There is still great uncertainty hanging over the Belgian federal government formation, as informers Joachim Coens (CD&V) and Georges-Louis Bouchez (MR) once again prepare to visit the King this Monday afternoon. \
After 232 days of coalition talks, which over time had shifted more towards the centre-right, it is still unclear, whether it will be possible to combine the two biggest parties, the Flemish nationalist N-VA and Socialist PS.
“Every day that passes without government only strengthens the populists”, Bouchez warned on Sunday. “Eight months after the elections, the time for hypotheses, rumours, small personal or partisan interests is over,” Bouchez said, adding that “no one will have the coalition of their dreams”.
Meanwhile, Conservative leader Coen Geens (CD&V), speaking at an event in Leuven, warned against the dangers of separatism which threatens Belgium and Europe.
“When Belgium was founded, many thought that we would not last more than ten years. Yet it has grown to become one of the most interesting experiences there is. Let’s make it continue, with Brussels at the centre. It never hurts us,” Geens said.
However, so far the Socialists have been unimpressed by the offers that seemed to be made over the weekend as the N-VA sets two requirements for joining a federal government: the continuation of a strict migration policy and “continuing on the chosen path to socio-economic recovery”.

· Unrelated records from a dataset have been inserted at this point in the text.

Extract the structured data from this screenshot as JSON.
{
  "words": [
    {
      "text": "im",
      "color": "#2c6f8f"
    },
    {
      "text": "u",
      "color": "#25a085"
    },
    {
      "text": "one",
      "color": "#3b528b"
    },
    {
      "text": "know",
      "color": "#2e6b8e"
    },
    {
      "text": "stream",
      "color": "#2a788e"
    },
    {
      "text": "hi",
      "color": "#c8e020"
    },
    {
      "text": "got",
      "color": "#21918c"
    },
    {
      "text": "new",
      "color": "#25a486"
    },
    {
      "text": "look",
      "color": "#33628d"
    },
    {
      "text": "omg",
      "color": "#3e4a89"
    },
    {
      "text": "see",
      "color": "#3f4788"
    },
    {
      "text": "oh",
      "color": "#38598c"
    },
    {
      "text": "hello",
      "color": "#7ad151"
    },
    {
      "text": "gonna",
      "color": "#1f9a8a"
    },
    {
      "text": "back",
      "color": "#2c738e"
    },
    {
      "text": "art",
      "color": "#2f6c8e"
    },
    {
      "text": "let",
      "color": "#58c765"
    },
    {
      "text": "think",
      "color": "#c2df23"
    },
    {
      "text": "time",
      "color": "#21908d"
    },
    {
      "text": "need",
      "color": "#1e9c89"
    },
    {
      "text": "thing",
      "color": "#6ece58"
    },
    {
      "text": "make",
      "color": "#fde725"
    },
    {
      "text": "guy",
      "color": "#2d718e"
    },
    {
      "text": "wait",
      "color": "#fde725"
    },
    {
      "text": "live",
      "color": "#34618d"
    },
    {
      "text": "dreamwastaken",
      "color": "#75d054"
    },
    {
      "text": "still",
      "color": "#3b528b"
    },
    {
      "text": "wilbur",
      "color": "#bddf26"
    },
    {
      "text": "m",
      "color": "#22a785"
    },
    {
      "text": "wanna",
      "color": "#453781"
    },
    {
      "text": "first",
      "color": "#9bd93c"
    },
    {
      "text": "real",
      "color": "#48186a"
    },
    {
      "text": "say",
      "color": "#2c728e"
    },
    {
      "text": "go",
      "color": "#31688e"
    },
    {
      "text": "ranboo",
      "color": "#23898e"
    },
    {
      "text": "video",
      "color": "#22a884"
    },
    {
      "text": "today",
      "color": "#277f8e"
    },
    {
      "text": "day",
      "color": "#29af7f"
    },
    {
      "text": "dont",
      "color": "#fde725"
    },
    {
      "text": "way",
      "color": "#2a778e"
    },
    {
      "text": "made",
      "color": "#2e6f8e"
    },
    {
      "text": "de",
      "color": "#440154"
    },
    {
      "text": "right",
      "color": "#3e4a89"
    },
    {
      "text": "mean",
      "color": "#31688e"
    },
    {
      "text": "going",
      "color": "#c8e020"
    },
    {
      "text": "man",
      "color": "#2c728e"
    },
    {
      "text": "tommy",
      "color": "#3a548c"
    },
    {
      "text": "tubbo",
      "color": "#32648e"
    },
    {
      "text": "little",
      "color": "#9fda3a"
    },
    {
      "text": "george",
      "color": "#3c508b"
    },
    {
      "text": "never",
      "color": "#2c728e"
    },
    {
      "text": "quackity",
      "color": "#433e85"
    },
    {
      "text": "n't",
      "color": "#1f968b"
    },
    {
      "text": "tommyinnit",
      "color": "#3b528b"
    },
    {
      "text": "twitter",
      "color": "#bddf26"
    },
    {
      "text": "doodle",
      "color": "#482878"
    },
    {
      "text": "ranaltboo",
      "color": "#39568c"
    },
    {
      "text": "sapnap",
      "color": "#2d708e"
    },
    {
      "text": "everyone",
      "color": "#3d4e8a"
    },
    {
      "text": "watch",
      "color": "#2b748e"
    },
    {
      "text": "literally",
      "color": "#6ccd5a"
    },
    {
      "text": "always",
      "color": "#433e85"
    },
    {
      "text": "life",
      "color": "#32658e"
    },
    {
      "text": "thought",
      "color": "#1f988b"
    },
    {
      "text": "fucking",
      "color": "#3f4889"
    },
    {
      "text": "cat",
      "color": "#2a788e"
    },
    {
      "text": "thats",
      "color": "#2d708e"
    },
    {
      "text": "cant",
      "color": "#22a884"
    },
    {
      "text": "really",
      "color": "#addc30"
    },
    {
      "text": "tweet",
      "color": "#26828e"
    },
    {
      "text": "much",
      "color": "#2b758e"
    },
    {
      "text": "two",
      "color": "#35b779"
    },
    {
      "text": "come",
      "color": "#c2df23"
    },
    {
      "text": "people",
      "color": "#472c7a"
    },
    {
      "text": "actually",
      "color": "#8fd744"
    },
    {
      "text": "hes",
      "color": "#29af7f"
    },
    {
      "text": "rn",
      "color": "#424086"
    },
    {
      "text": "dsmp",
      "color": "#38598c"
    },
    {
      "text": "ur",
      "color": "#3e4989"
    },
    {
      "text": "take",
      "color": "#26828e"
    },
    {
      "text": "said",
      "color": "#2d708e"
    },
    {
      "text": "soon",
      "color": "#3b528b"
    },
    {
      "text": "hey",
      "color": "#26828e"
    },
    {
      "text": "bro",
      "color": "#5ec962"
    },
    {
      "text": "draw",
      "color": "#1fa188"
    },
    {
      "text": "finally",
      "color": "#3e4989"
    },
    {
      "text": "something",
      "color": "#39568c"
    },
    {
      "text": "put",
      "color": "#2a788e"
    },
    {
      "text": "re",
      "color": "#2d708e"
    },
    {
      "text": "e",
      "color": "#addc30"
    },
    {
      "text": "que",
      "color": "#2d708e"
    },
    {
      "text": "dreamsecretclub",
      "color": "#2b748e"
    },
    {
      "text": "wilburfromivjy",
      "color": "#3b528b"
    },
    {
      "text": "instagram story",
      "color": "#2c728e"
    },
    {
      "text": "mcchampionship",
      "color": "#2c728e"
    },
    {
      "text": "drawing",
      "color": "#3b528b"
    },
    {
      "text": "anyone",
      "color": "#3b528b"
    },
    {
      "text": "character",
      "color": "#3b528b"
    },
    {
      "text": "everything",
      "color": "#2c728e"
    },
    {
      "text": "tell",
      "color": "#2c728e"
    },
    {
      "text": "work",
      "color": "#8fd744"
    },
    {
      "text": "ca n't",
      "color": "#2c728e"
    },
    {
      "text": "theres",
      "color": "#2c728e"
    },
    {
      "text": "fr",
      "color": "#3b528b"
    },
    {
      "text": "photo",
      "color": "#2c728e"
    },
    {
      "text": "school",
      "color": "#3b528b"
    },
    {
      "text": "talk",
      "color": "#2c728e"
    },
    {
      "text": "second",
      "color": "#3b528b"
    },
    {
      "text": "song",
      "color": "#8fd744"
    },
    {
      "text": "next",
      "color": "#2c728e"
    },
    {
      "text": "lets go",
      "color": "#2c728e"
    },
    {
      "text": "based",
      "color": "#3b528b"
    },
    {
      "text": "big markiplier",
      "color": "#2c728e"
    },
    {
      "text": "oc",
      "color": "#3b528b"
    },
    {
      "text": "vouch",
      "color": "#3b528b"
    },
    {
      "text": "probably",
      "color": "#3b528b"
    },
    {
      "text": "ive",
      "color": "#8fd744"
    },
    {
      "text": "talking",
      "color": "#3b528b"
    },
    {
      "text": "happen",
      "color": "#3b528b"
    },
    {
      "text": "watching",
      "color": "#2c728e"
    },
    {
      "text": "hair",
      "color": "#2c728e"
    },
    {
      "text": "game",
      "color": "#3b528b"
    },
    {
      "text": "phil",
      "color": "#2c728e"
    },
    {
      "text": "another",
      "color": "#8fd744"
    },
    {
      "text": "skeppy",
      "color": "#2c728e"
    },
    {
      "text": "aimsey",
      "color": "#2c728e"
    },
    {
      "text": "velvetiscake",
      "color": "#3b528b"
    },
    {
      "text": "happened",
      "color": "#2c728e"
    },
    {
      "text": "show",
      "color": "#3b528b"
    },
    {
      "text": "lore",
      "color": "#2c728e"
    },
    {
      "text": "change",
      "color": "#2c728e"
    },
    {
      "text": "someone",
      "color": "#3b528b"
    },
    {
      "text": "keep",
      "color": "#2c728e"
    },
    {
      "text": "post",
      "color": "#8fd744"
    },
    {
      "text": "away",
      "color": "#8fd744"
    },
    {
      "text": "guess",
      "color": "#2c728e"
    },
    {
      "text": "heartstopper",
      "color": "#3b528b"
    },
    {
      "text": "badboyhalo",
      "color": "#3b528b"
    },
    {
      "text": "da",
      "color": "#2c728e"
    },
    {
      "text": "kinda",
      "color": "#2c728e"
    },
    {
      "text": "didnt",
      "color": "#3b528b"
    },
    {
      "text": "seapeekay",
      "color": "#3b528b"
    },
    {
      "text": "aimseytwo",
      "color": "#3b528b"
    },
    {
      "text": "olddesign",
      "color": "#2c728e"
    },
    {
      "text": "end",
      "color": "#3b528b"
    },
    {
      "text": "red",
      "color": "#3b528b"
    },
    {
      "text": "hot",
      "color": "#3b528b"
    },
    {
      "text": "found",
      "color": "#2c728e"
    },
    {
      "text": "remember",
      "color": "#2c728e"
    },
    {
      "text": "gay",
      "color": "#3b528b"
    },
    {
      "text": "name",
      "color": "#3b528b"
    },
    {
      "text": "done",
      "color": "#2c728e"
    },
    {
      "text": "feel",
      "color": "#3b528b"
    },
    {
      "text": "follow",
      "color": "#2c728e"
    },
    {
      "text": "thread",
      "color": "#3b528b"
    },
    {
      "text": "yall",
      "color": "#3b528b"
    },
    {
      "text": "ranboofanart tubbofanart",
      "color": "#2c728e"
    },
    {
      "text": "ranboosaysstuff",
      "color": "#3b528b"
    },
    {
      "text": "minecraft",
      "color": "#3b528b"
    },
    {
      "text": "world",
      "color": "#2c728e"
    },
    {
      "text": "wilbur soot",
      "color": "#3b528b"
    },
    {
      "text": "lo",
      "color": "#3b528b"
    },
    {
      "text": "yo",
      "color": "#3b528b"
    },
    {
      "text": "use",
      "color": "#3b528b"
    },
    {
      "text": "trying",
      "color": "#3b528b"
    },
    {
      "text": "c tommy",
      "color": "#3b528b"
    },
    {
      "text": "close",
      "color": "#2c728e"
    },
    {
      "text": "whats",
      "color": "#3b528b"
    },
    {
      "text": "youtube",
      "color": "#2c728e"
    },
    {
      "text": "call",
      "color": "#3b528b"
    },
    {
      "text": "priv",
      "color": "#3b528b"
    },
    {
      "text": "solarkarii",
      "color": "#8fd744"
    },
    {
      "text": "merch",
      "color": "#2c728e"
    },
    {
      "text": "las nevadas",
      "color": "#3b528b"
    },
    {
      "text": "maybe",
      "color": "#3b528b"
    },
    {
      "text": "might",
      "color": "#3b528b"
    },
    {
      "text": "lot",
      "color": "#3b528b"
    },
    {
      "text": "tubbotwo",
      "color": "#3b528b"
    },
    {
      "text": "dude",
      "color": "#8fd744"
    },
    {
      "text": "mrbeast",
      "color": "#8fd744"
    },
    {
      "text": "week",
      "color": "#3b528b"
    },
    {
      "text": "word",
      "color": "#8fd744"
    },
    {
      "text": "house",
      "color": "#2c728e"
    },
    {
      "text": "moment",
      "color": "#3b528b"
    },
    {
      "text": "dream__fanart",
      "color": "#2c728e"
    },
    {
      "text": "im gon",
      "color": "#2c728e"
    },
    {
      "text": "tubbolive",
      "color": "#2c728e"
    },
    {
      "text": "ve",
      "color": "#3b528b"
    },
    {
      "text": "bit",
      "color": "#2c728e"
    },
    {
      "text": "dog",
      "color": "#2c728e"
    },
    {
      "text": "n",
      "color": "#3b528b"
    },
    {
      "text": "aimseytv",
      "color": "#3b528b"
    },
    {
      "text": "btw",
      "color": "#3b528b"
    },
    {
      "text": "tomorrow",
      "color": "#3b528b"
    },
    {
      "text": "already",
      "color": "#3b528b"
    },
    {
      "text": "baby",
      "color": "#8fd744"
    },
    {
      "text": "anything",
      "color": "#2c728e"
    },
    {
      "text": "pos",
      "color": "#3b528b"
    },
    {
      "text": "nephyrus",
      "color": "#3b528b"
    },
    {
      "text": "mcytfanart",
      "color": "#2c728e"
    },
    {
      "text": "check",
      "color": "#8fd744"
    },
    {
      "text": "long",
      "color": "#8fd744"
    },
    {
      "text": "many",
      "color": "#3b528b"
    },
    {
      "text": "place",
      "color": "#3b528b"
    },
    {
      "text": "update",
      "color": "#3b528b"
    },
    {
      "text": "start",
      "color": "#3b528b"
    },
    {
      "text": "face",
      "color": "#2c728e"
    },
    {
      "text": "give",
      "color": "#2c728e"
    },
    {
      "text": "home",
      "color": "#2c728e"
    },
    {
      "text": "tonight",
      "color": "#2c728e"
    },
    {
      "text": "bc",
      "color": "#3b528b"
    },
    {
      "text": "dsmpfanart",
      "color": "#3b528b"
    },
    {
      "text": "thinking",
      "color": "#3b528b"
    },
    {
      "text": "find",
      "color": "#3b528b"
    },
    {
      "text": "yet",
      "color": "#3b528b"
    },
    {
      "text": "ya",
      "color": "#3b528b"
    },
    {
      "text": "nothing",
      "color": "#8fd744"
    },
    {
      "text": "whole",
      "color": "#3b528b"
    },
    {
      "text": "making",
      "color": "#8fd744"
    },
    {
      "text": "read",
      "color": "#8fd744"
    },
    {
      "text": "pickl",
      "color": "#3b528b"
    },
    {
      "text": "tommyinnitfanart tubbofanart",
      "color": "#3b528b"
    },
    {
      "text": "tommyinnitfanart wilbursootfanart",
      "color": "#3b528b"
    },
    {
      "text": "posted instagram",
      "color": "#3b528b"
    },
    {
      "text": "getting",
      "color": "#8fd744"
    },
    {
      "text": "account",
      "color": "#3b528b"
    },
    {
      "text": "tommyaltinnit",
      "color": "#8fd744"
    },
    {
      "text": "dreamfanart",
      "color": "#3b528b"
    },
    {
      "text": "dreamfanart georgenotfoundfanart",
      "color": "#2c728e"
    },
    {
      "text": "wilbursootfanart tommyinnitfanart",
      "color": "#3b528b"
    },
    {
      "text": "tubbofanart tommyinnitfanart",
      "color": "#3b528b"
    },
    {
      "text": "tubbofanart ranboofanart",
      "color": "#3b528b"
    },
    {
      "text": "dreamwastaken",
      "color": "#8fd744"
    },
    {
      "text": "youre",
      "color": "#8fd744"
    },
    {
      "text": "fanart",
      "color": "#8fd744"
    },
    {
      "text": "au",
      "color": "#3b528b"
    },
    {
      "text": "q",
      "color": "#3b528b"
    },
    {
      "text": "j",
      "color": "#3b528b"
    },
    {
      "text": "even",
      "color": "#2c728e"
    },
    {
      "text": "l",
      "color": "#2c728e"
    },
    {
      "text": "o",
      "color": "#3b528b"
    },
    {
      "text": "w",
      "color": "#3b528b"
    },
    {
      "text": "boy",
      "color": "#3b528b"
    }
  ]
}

N-VA seemed to try to accommodate the Socialists, indicating their openness for an allowance for an increase to basic pensions. But whether this means a minimum pension of €1,500, which the Socialist parties want, is unclear.
What is sure is, that after the outstretched hand by N-VA leader Bart De Wever towards the Socialists over the weekend, there will need to be time for a response, which could result in a prolonging of the informants’ mandate.
Meanwhile, as voices for new elections become louder, former Belgian Prime Minister Elio Di Rupo (PS) called on Thursday not to rush early elections at the risk of a victory for extreme parties.